My fields of interest essentially encompass the history of modern philosophical thought (17th and 18th centuries) and the philosophy of art and aesthetics, from the 18th century to the present. My research subjects can be grouped into four themes.

  1. The first - and the most important in my past work - concerns the reconstruction of the main issues in 18th-century philosophical aesthetics. My initial university studies focused largely on the role of aesthetics in Kantian philosophy and the German Aufklärung; I then expanded my analysis to include the French, English and Scottish Enlightenment. Among the questions that interest me in this context are the birth of a specific philosophical discourse on art in the 18th century; the nature of aesthetic experience and critical judgment; the relationships between ethics and aesthetics; the relationships between passions and artistic experience; the status of fiction; models for explaining invention and creativity; the explanation of paradoxical emotions; and theories of tragic emotion.

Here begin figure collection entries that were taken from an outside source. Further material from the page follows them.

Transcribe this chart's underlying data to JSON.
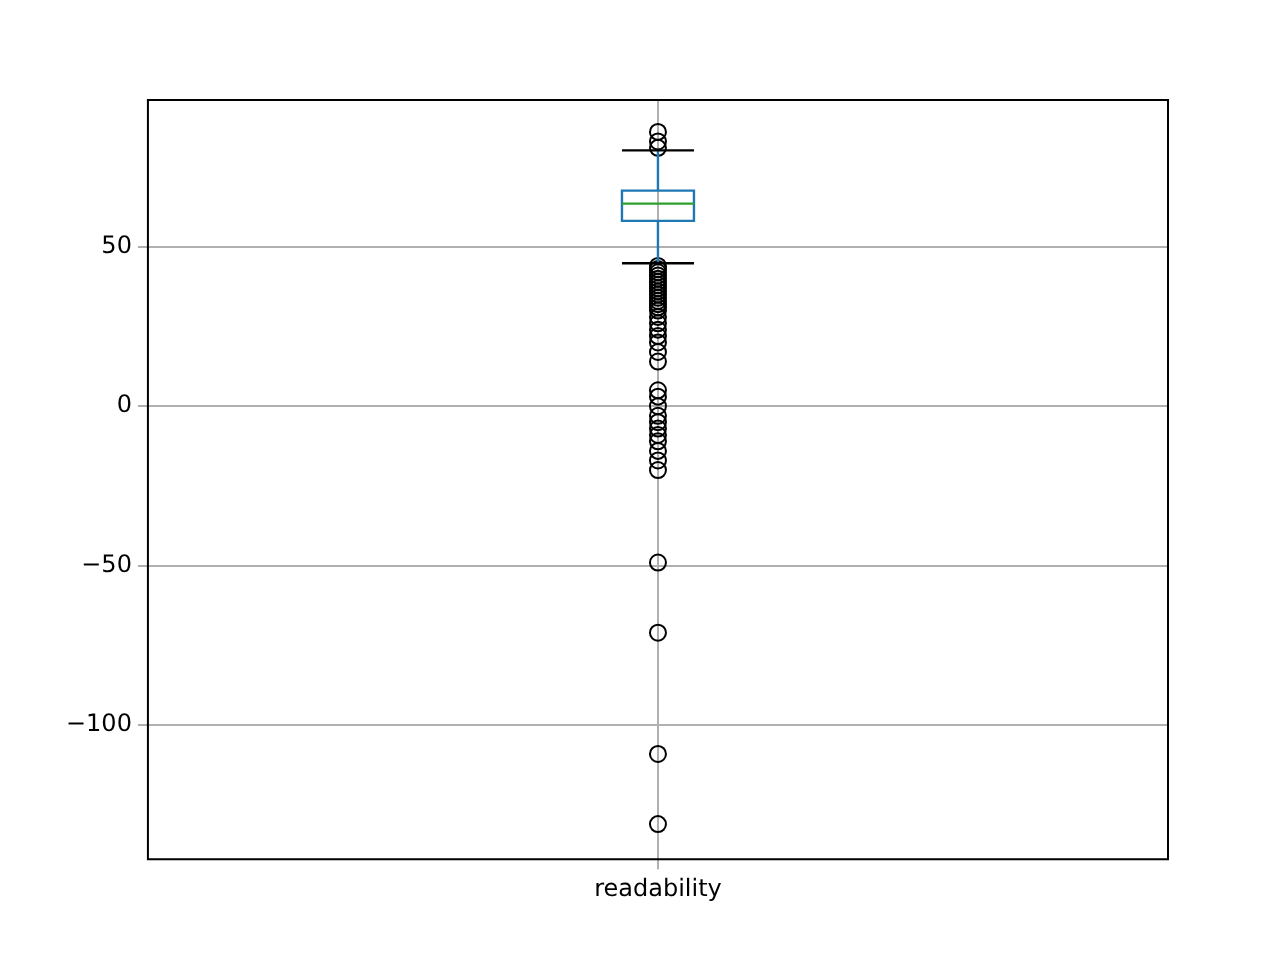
{
  "chart_data": {
    "type": "box",
    "categories": [
      "readability"
    ],
    "series": [
      {
        "color": "#1f77b4",
        "boxes": [
          {
            "low": 44.8,
            "q1": 58.1,
            "median": 63.5,
            "q3": 67.6,
            "high": 80.2,
            "outliers": [
              86,
              83,
              81,
              44,
              43,
              42,
              41,
              40,
              39,
              38,
              37,
              36,
              35,
              34,
              33,
              32,
              31,
              30,
              28,
              26,
              24,
              22,
              20,
              17,
              14,
              5,
              3,
              0,
              -3,
              -5,
              -7,
              -9,
              -11,
              -14,
              -17,
              -20,
              -49,
              -71,
              -109,
              -131
            ]
          }
        ]
      }
    ],
    "ylim": [
      -142,
      96
    ],
    "yticks": [
      {
        "value": -100,
        "label": "−100"
      },
      {
        "value": -50,
        "label": "−50"
      },
      0,
      50
    ],
    "grid": true,
    "marker": "circle"
  }
}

  1. A second research theme concerns the problem of affectivity in modern philosophy and, in particular, the issue of the role of intersubjectivity in the engenderment and communication of passions. To study this question so obviously neglected by historians of the philosophical theories of passions, I start from the "model" of sympathy developed by David Hume and Adam Smith, to inventory the different philosophical explanations of passional life, from Spinoza to Rousseau, and examine their ethical and aesthetic implications.
  1. I am also interested in the use of fictions in philosophical discourse. I study the rich and diversified use that classical and Enlightenment philosophers make of experiences of thought, of epistemological fictions and fictional and rhetorical devices in discourses aimed at producing truth.
  1. Lastly, I have undertaken research that should lead, with the collaboration of my colleagues, to the publication and annotation of a selection of major philosophical texts by certain members of the "speculative philosophy" class of the Berlin Academy, including Johann Georg Sulzer and Jean Bernard Merian. Halfway between Leibnizianism and empiricism, the debates of the Berlin Academy, between 1748 and 1780, are an ideal laboratory for following the transformation of the key issues in the philosophical thought of the Enlightenment on the nature of knowledge, representation, action, feelings, etc.